Fotos por Edu Graja, do Ecolab | Entrevistas realizadas com apoio do coletivo Dona Maria Antifascista

A babá Shirley Ferreira vive há 34 anos no Grajaú, no Extremo Sul de São Paulo. E, apesar das melhorias testemunhadas ao longo da vida, ela ainda vê poucas oportunidades de cultura, lazer e trabalho para a juventude local.

“Os jovens ficam sem ter o que fazer, então isso acaba contribuindo para se envolverem com a criminalidade”, acredita Shirley, que apesar disso é favorável à redução da maioridade penal dos atuais 18 para os 16 anos.

A Proposta de Emenda Constitucional (PEC) 171, de 1993, que diminui a maioridade penal, está em tramitação na Câmara dos Deputados. O presidente da Câmara, deputado Eduardo Cunha (PMDB-RJ), promete votar a PEC até o fim de junho. Se aprovada, a PEC vai a votação no Senado e, caso passe, não cabe veto da presidenta Dilma Roussef.

“Com certeza tem que reduzir. Tinha que ter reduzido há muito tempo já, porque põe medo neles”, diz Shirley.
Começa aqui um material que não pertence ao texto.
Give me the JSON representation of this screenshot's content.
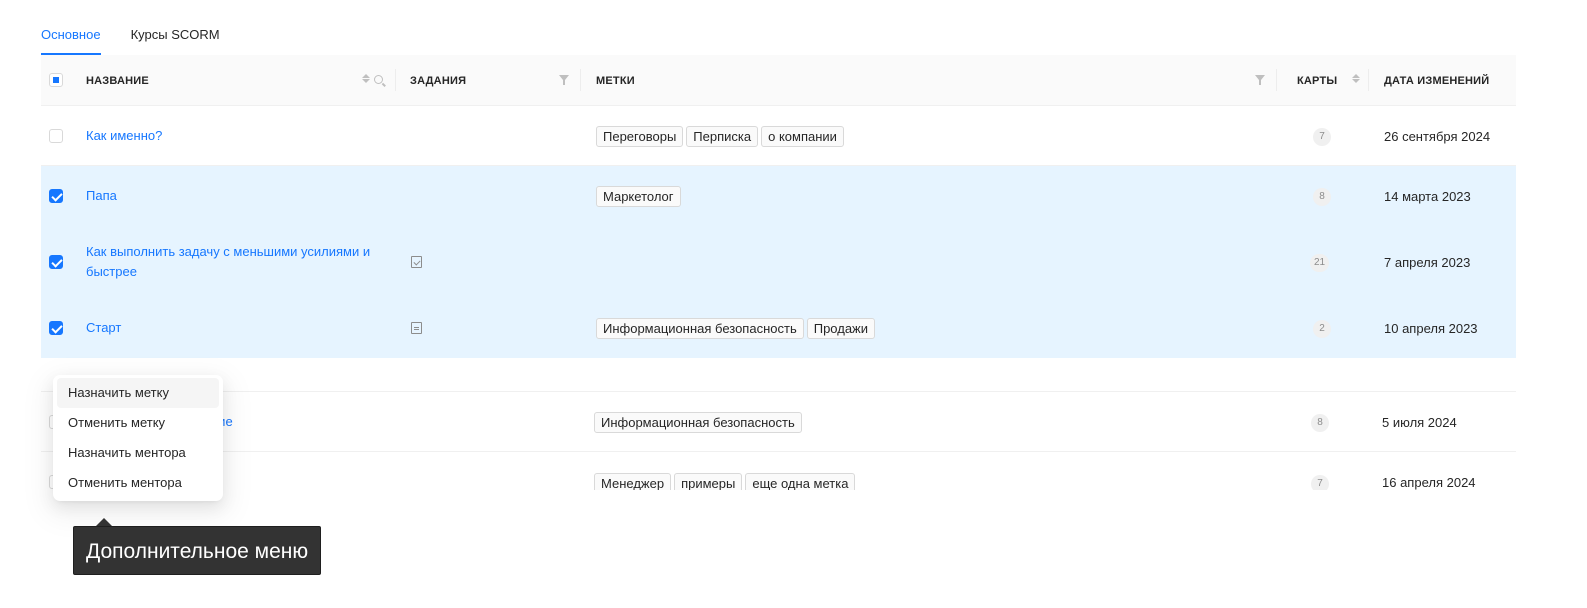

Por outro lado, ela concorda que o encarceramento não tem capacidade para ressocializar o indivíduo. “Ele não vai se regenerar. Então tem que mudar tudo: educação, trabalho…”.
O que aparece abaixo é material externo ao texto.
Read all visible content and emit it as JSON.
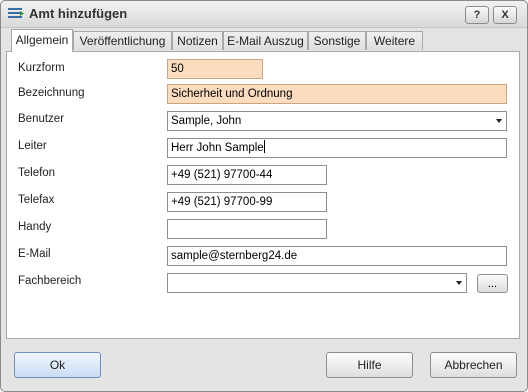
{
  "window": {
    "title": "Amt hinzufügen",
    "help_label": "?",
    "close_label": "X"
  },
  "tabs": [
    {
      "label": "Allgemein",
      "active": true
    },
    {
      "label": "Veröffentlichung",
      "active": false
    },
    {
      "label": "Notizen",
      "active": false
    },
    {
      "label": "E-Mail Auszug",
      "active": false
    },
    {
      "label": "Sonstige",
      "active": false
    },
    {
      "label": "Weitere",
      "active": false
    }
  ],
  "form": {
    "kurzform": {
      "label": "Kurzform",
      "value": "50"
    },
    "bezeichnung": {
      "label": "Bezeichnung",
      "value": "Sicherheit und Ordnung"
    },
    "benutzer": {
      "label": "Benutzer",
      "value": "Sample, John"
    },
    "leiter": {
      "label": "Leiter",
      "value": "Herr John Sample"
    },
    "telefon": {
      "label": "Telefon",
      "value": "+49 (521) 97700-44"
    },
    "telefax": {
      "label": "Telefax",
      "value": "+49 (521) 97700-99"
    },
    "handy": {
      "label": "Handy",
      "value": ""
    },
    "email": {
      "label": "E-Mail",
      "value": "sample@sternberg24.de"
    },
    "fachbereich": {
      "label": "Fachbereich",
      "value": "",
      "browse_label": "..."
    }
  },
  "buttons": {
    "ok": "Ok",
    "hilfe": "Hilfe",
    "abbrechen": "Abbrechen"
  },
  "colors": {
    "highlight_field": "#fbdcbf",
    "ok_button": "#c9dcf4"
  },
  "icons": {
    "app": "list-lines-icon",
    "dropdown": "chevron-down-icon"
  }
}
Em meio a esse misto de convicções sobre os problemas enfrentados no dia a dia e incertezas sobre as melhores alternativas para lidar com eles, na última quinta-feira (11 de junho) artistas e militantes da região promoveram uma intervenção contra a redução da maioridade penal.

O ato foi promovido pela frente Zona Sul Contra a Redução, formada por movimentos e coletivos locais, e contou com a participação de poetas e grupos de rap como os Semblantes, Insurreição CGPP, entre outros, além de panfletagem e uma conversa na “bolinha do olho” com as pessoas.

Foto: Edu Graja
Papo mano a mano com a população, que voltava do trabalho pra casa (Foto: Edu Graja)

“Redução não é solução”

Atualmente desempregado, Levi Bispo dos Santos, 19, só encontra vagas de emprego em empresas de telemarketing. Para ele, a falta de oportunidade faz com que muitas vezes o adolescente acredite que o caminho do crime é mais fácil para conseguir dinheiro e satisfazer seus desejos.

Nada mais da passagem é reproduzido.